Je discute beaucoup lors des salons (qui a dit « trop » ?) et, bien souvent, je me rends compte que le grand public a une vision tronquée, liée à des chiffres en trompe-l’oeil. Il entendra parler en effet du tirage du dernier Astérix, il écoutera l’interview de tel auteur et ses chiffres de ventes colossaux, il peut même voir passer le nom de tel ou tel éditeur dans les grandes fortunes du pays. Pourtant, ces beaux chiffres cachent l’extrême précarité du secteur.

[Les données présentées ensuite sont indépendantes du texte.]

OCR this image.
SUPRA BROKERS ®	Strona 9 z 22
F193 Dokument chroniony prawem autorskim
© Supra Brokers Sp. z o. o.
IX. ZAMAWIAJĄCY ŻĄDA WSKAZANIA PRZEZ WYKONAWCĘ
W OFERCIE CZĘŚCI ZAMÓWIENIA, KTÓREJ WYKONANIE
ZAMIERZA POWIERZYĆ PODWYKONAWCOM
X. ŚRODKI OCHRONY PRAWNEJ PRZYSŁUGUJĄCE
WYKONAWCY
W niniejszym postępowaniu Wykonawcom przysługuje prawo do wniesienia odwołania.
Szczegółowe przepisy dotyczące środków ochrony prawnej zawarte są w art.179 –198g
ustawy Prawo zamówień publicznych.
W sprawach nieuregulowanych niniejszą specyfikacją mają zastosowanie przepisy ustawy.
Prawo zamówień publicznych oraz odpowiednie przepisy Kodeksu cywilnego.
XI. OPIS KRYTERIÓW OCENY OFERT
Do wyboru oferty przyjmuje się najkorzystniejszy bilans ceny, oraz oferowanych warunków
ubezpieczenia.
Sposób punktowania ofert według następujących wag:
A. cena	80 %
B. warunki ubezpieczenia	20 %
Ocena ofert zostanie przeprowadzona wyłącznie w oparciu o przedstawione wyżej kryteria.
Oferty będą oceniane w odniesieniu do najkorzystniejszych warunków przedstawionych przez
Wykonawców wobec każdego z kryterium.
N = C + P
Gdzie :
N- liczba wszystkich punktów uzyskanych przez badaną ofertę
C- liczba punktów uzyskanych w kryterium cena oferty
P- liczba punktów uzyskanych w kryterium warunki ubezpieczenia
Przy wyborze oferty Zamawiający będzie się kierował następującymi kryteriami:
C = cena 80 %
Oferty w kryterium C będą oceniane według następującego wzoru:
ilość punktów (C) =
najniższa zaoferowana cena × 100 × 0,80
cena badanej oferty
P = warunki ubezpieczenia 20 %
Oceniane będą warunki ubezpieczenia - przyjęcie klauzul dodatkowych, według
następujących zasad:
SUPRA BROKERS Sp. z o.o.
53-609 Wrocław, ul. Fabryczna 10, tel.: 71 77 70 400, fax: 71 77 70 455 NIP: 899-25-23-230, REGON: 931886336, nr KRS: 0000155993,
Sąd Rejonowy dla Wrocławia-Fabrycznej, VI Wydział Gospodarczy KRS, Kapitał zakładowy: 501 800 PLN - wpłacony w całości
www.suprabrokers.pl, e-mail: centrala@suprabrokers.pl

Comme j’aime bien les comparaisons, c’est comme si on disait à un musicien qu’il ne peut que bien vivre car les chiffres d’Aya Nakamura sont super bons !
 
La libraire évoquée précédemment me disait que les chiffres globaux de la librairie indépendante en France ne sont pas bons et, que si cette tendance venait à se confirmer, il y aura davantage de fermetures.
 
A cela, il faut aussi ajouter le poids des grands groupes éditoriaux et des géants de la diffusion / distribution qui font la pluie et le beau temps dans le secteur et peuvent accentuer encore plus ces difficultés. Je m’explique.
 
Le pouvoir d’achat du public est réduit, le panier moyen est moindre et, s’il y a un achat, ça sera très certainement au profit d’un ouvrage édité chez un grand groupe et passant par un géant de la diffusion / distribution. Or, ce géant impose aussi ses règles, notamment sur la remise chez le libraire. 
 
Allez, prenons un cas concret.
Monsieur Lambda entre chez son libraire habituel et compte acheter un livre. Il a beaucoup entendu parler du dernier Bankabeul, invité sur diverses radios et télés. Il flâne dans les rayons du libraire et se demande s’il ne va pas prendre un livre en plus… Les fins de mois sont un peu plus compliquées et il se dit qu’il va plutôt se contenter du dernier Bankabeul et éventuellement prendre un bouquin de poche pour les transports. 
Notre libraire encaisse donc le Bankabeul et le livre de poche… L’année dernière, à la même période, Monsieur Lambda avait acheté pour 40 € de livres et, ce jour, il en est à 30 €. Le libraire encaisse donc 10 € en moins.
N’oublions pas que Bankabeul est édité aux Editions du Pognon, distribué par Achète… les Editions du Pognon appartiennent au groupe éditorial Flouze et les bouquins distribués par Achète représentent une grande partie du stock du libraire. 
Depuis plusieurs années, Achète n’a pas souhaité revoir la marge accordée aux libraires. Notre libraire a donc la même marge que l’année dernière… mais, rappelons nous, elle est calculée sur 30 € et non 40 € ! En revanche, notre libraire a eu une augmentation de ses charges, de son loyer et de la plupart de ses dépenses courantes. 
Si on prend le bilan de l’achat de Monsieur Lambda : 
– Bankabeul a eu une vente en plus (tant mieux pour lui)
– Les Editions du Pognon auront aussi eu une vente de plus
– Le placement Achète aura été profitable
– Les éditeurs indépendants présents chez ce libraire n’auront rien vendu
– Le libraire a certes eu un client mais gagnera bien moins sur cet achat que l’année précédente
– Si Monsieur Lambda apprécie le livre, il le conseillera à son entourage, qui, peut-être, fera son unique achat de livre de l’année pour Bankabeul
– Les médias parleront des très bons chiffres de vente de Bankabeul
 
Ce petit exemple permet de montrer la situation actuelle de la chaîne du livre. Bien évidemment, il y aura toujours (et heureusement) des exemples contraires. Le but ici n’est pas d’ouvrir un débat de chiffres mais de simplement retranscrire une situation vécue sur le terrain. 
 
 

Une crise évitable ?

Dans nos discussions, nous avons les optimistes, les pessimistes et les réalistes… Certain(e)s pensent que le secteur va clairement s’écrouler, d’autres espèrent que tout cela ne sera que passager et d’autres se reconvertissent, s’ajoutent une autre activité ou cherchent d’autres approches (je vous laisse deviner qui est qui).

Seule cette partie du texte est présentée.